Recently I've been developing some electrical engineering equations and I've come across an equation of this form: $$e^{-x}=-\sin(x)$$ I've tried to develop both terms using Taylor Series but I'm still unable to solve it.
I've done a little bit of research and it appears that the only way to solve this equation is by using a numerical method such as Newton-Raphson.
I know there are multiple solutions for this equation but I'm only interested in the first one. Is there any way to avoid using a numerical method? Or at least is there a good approximation to avoid getting a numerical solution?

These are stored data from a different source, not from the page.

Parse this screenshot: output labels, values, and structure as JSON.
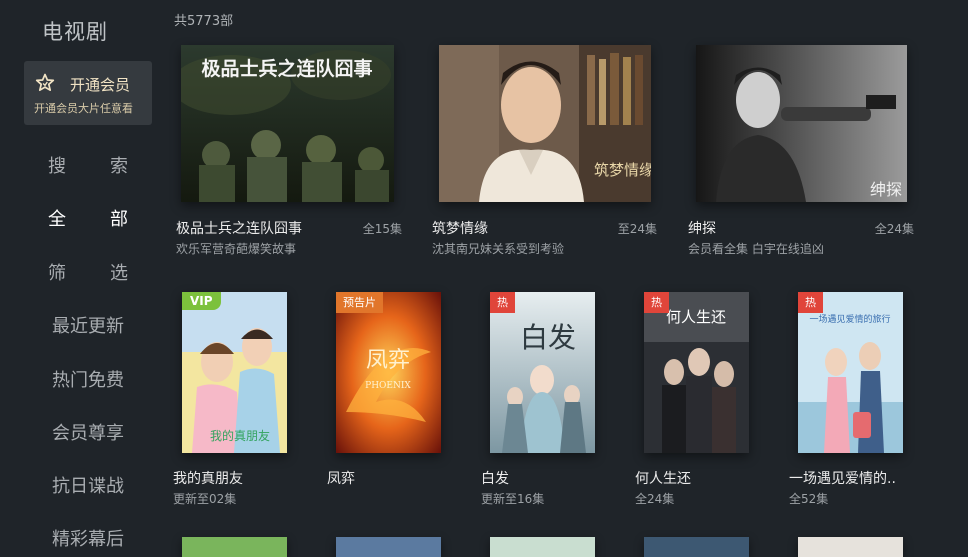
{
  "app": {
    "title": "电视剧"
  },
  "vip": {
    "label": "开通会员",
    "subtitle": "开通会员大片任意看"
  },
  "nav": [
    {
      "label": "搜索",
      "active": false
    },
    {
      "label": "全部",
      "active": true
    },
    {
      "label": "筛选",
      "active": false
    },
    {
      "label": "最近更新",
      "active": false
    },
    {
      "label": "热门免费",
      "active": false
    },
    {
      "label": "会员尊享",
      "active": false
    },
    {
      "label": "抗日谍战",
      "active": false
    },
    {
      "label": "精彩幕后",
      "active": false
    }
  ],
  "total": "共5773部",
  "row1": [
    {
      "title": "极品士兵之连队囧事",
      "count": "全15集",
      "desc": "欢乐军营奇葩爆笑故事",
      "poster_text": "极品士兵之连队囧事"
    },
    {
      "title": "筑梦情缘",
      "count": "至24集",
      "desc": "沈其南兄妹关系受到考验",
      "poster_text": "筑梦情缘"
    },
    {
      "title": "绅探",
      "count": "全24集",
      "desc": "会员看全集 白宇在线追凶",
      "poster_text": "绅探"
    }
  ],
  "row2": [
    {
      "title": "我的真朋友",
      "sub": "更新至02集",
      "badge": "VIP",
      "poster_text": "我的真朋友"
    },
    {
      "title": "凤弈",
      "sub": "",
      "badge": "预告片",
      "poster_text": "凤弈",
      "poster_text2": "PHOENIX"
    },
    {
      "title": "白发",
      "sub": "更新至16集",
      "badge": "热",
      "poster_text": "白发"
    },
    {
      "title": "何人生还",
      "sub": "全24集",
      "badge": "热",
      "poster_text": "何人生还"
    },
    {
      "title": "一场遇见爱情的..",
      "sub": "全52集",
      "badge": "热",
      "poster_text": "一场遇见爱情的旅行"
    }
  ],
  "colors": {
    "background": "#1f2429",
    "vip_gold": "#f1e3c4",
    "badge_vip": "#7cc13c",
    "badge_pre": "#e1762b",
    "badge_hot": "#e0453a"
  }
}
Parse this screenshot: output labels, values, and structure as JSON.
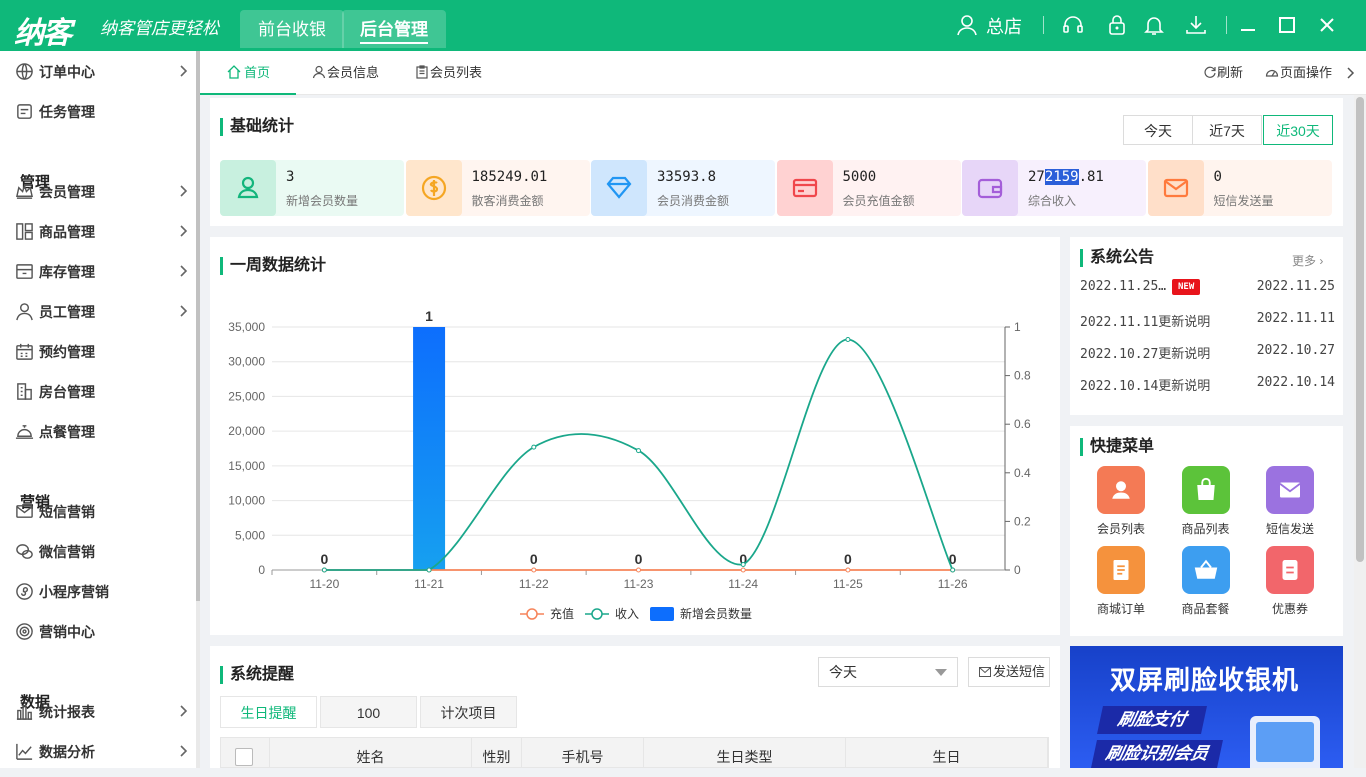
{
  "app": {
    "logo": "纳客",
    "slogan": "纳客管店更轻松",
    "top_tabs": [
      "前台收银",
      "后台管理"
    ],
    "store": "总店"
  },
  "sidebar": {
    "items": [
      {
        "label": "订单中心",
        "icon": "globe-icon",
        "arrow": true
      },
      {
        "label": "任务管理",
        "icon": "task-icon",
        "arrow": false
      },
      {
        "group": "管理"
      },
      {
        "label": "会员管理",
        "icon": "crown-icon",
        "arrow": true
      },
      {
        "label": "商品管理",
        "icon": "goods-icon",
        "arrow": true
      },
      {
        "label": "库存管理",
        "icon": "inventory-icon",
        "arrow": true
      },
      {
        "label": "员工管理",
        "icon": "staff-icon",
        "arrow": true
      },
      {
        "label": "预约管理",
        "icon": "calendar-icon",
        "arrow": false
      },
      {
        "label": "房台管理",
        "icon": "room-icon",
        "arrow": false
      },
      {
        "label": "点餐管理",
        "icon": "bell-dish-icon",
        "arrow": false
      },
      {
        "group": "营销"
      },
      {
        "label": "短信营销",
        "icon": "mail-icon",
        "arrow": false
      },
      {
        "label": "微信营销",
        "icon": "wechat-icon",
        "arrow": false
      },
      {
        "label": "小程序营销",
        "icon": "miniprogram-icon",
        "arrow": false
      },
      {
        "label": "营销中心",
        "icon": "target-icon",
        "arrow": false
      },
      {
        "group": "数据"
      },
      {
        "label": "统计报表",
        "icon": "bar-chart-icon",
        "arrow": true
      },
      {
        "label": "数据分析",
        "icon": "analysis-icon",
        "arrow": true
      }
    ]
  },
  "page_tabs": {
    "home": "首页",
    "member_info": "会员信息",
    "member_list": "会员列表",
    "refresh": "刷新",
    "page_ops": "页面操作"
  },
  "basic_stats": {
    "title": "基础统计",
    "ranges": [
      "今天",
      "近7天",
      "近30天"
    ],
    "active_range": "近30天",
    "cards": [
      {
        "value": "3",
        "label": "新增会员数量",
        "icon": "user-icon",
        "bg": "#eafaf3",
        "ibg": "#c8f0df",
        "color": "#13b57c"
      },
      {
        "value": "185249.01",
        "label": "散客消费金额",
        "icon": "coin-icon",
        "bg": "#fff5f0",
        "ibg": "#ffe6cc",
        "color": "#f5a623"
      },
      {
        "value": "33593.8",
        "label": "会员消费金额",
        "icon": "diamond-icon",
        "bg": "#eef6ff",
        "ibg": "#cfe6fd",
        "color": "#2196f3"
      },
      {
        "value": "5000",
        "label": "会员充值金额",
        "icon": "card-icon",
        "bg": "#fff2f2",
        "ibg": "#ffd2d2",
        "color": "#f0474c"
      },
      {
        "value_pre": "27",
        "value_hl": "2159",
        "value_post": ".81",
        "label": "综合收入",
        "icon": "wallet-icon",
        "bg": "#f7f0fd",
        "ibg": "#e7d6f8",
        "color": "#a45ed9"
      },
      {
        "value": "0",
        "label": "短信发送量",
        "icon": "envelope-icon",
        "bg": "#fff4ee",
        "ibg": "#ffdfc9",
        "color": "#ff7a3d"
      }
    ]
  },
  "weekly": {
    "title": "一周数据统计"
  },
  "chart_data": {
    "type": "bar",
    "categories": [
      "11-20",
      "11-21",
      "11-22",
      "11-23",
      "11-24",
      "11-25",
      "11-26"
    ],
    "series": [
      {
        "name": "充值",
        "type": "line",
        "axis": "left",
        "color": "#f6845a",
        "values": [
          0,
          0,
          0,
          0,
          0,
          0,
          0
        ]
      },
      {
        "name": "收入",
        "type": "line",
        "axis": "left",
        "color": "#1aa78b",
        "values": [
          0,
          0,
          17700,
          17200,
          800,
          33200,
          0
        ]
      },
      {
        "name": "新增会员数量",
        "type": "bar",
        "axis": "right",
        "color": "#0d6efd",
        "values": [
          0,
          1,
          0,
          0,
          0,
          0,
          0
        ]
      }
    ],
    "bar_labels": [
      "0",
      "1",
      "0",
      "0",
      "0",
      "0",
      "0"
    ],
    "y_left": {
      "min": 0,
      "max": 35000,
      "ticks": [
        "0",
        "5,000",
        "10,000",
        "15,000",
        "20,000",
        "25,000",
        "30,000",
        "35,000"
      ]
    },
    "y_right": {
      "min": 0,
      "max": 1,
      "ticks": [
        "0",
        "0.2",
        "0.4",
        "0.6",
        "0.8",
        "1"
      ]
    },
    "legend": "bottom-center",
    "grid": true
  },
  "announce": {
    "title": "系统公告",
    "more": "更多",
    "rows": [
      {
        "text": "2022.11.25…",
        "badge": "NEW",
        "date": "2022.11.25"
      },
      {
        "text": "2022.11.11更新说明",
        "date": "2022.11.11"
      },
      {
        "text": "2022.10.27更新说明",
        "date": "2022.10.27"
      },
      {
        "text": "2022.10.14更新说明",
        "date": "2022.10.14"
      }
    ]
  },
  "quick": {
    "title": "快捷菜单",
    "items": [
      {
        "label": "会员列表",
        "icon": "member-list-icon",
        "color": "#f47a55"
      },
      {
        "label": "商品列表",
        "icon": "shopping-bag-icon",
        "color": "#5cc33a"
      },
      {
        "label": "短信发送",
        "icon": "sms-icon",
        "color": "#9b72e0"
      },
      {
        "label": "商城订单",
        "icon": "order-icon",
        "color": "#f5923d"
      },
      {
        "label": "商品套餐",
        "icon": "basket-icon",
        "color": "#3d9ef0"
      },
      {
        "label": "优惠券",
        "icon": "coupon-icon",
        "color": "#f2666b"
      }
    ]
  },
  "ad": {
    "title": "双屏刷脸收银机",
    "line1": "刷脸支付",
    "line2": "刷脸识别会员"
  },
  "reminder": {
    "title": "系统提醒",
    "select": "今天",
    "send": "发送短信",
    "tabs": [
      "生日提醒",
      "100",
      "计次项目"
    ],
    "columns": [
      "姓名",
      "性别",
      "手机号",
      "生日类型",
      "生日"
    ]
  }
}
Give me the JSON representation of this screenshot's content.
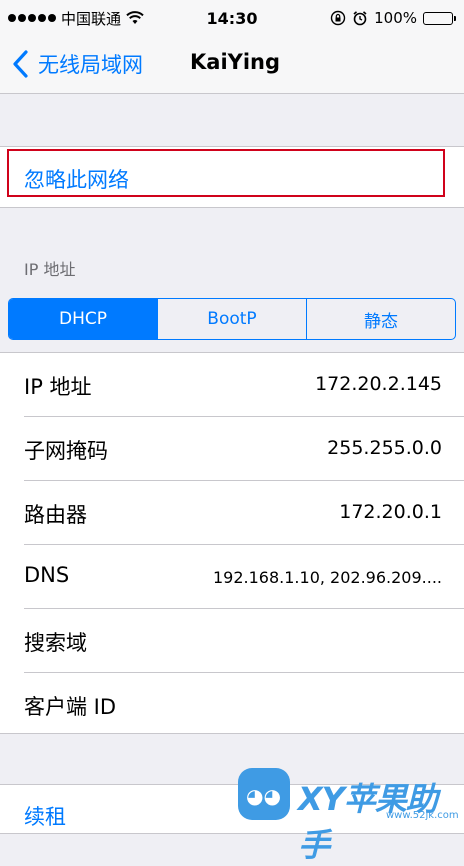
{
  "status_bar": {
    "carrier": "中国联通",
    "time": "14:30",
    "battery": "100%"
  },
  "nav": {
    "back_label": "无线局域网",
    "title": "KaiYing"
  },
  "forget_network": "忽略此网络",
  "ip_section": {
    "header": "IP 地址",
    "tabs": [
      {
        "label": "DHCP",
        "active": true
      },
      {
        "label": "BootP",
        "active": false
      },
      {
        "label": "静态",
        "active": false
      }
    ],
    "rows": [
      {
        "label": "IP 地址",
        "value": "172.20.2.145"
      },
      {
        "label": "子网掩码",
        "value": "255.255.0.0"
      },
      {
        "label": "路由器",
        "value": "172.20.0.1"
      },
      {
        "label": "DNS",
        "value": "192.168.1.10, 202.96.209...."
      },
      {
        "label": "搜索域",
        "value": ""
      },
      {
        "label": "客户端 ID",
        "value": ""
      }
    ]
  },
  "renew_lease": "续租",
  "watermark": {
    "brand": "XY苹果助手",
    "url": "www.52jk.com"
  },
  "colors": {
    "accent": "#007aff",
    "highlight": "#d0021b",
    "battery": "#4cd964"
  }
}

Notice that solution will happen only when sine comes back up to be positive. By that point the exponential will already be very small so the solution will happen very close to $\pi$. Instead of Taylor expanding about $0$, do it around $\pi$. Around $\pi$ the negative sine will look like a positive sine so that Taylor expansion is easy. For the exponential:
$$e^{-x} = e^{-\pi}e^{-(x-\pi)}$$
$$e^{-\pi}\left(1-(x-\pi)+\frac{(x-\pi)^2}{2} + \cdots\right) = (x-\pi) - \frac{(x-\pi)^3}{6} + \cdots$$
So go as far as you need. Here are the first few solutions as a sequence, where the term in the sequence is the order of the solution ($n$th order meaning including terms only up to that degree):
$$\{ \pi, \frac{1}{1+e^{\pi}}+\pi, 1+e^{\pi} - \sqrt{e^{2\pi} + 2e^{\pi} - 1} + \pi, \cdots \}$$
where we take the minus root because the quantity in the square root has a smaller absolute value than the first term, so the minus gives us the positive root that is closest to $\pi$.
From Wolfram, the first solution is $\approx 3.18306$ while the approximated first and second order solutions to that are $\approx 3.18302$ and $\approx 3.18305$, respectively. I would personally call that good enough.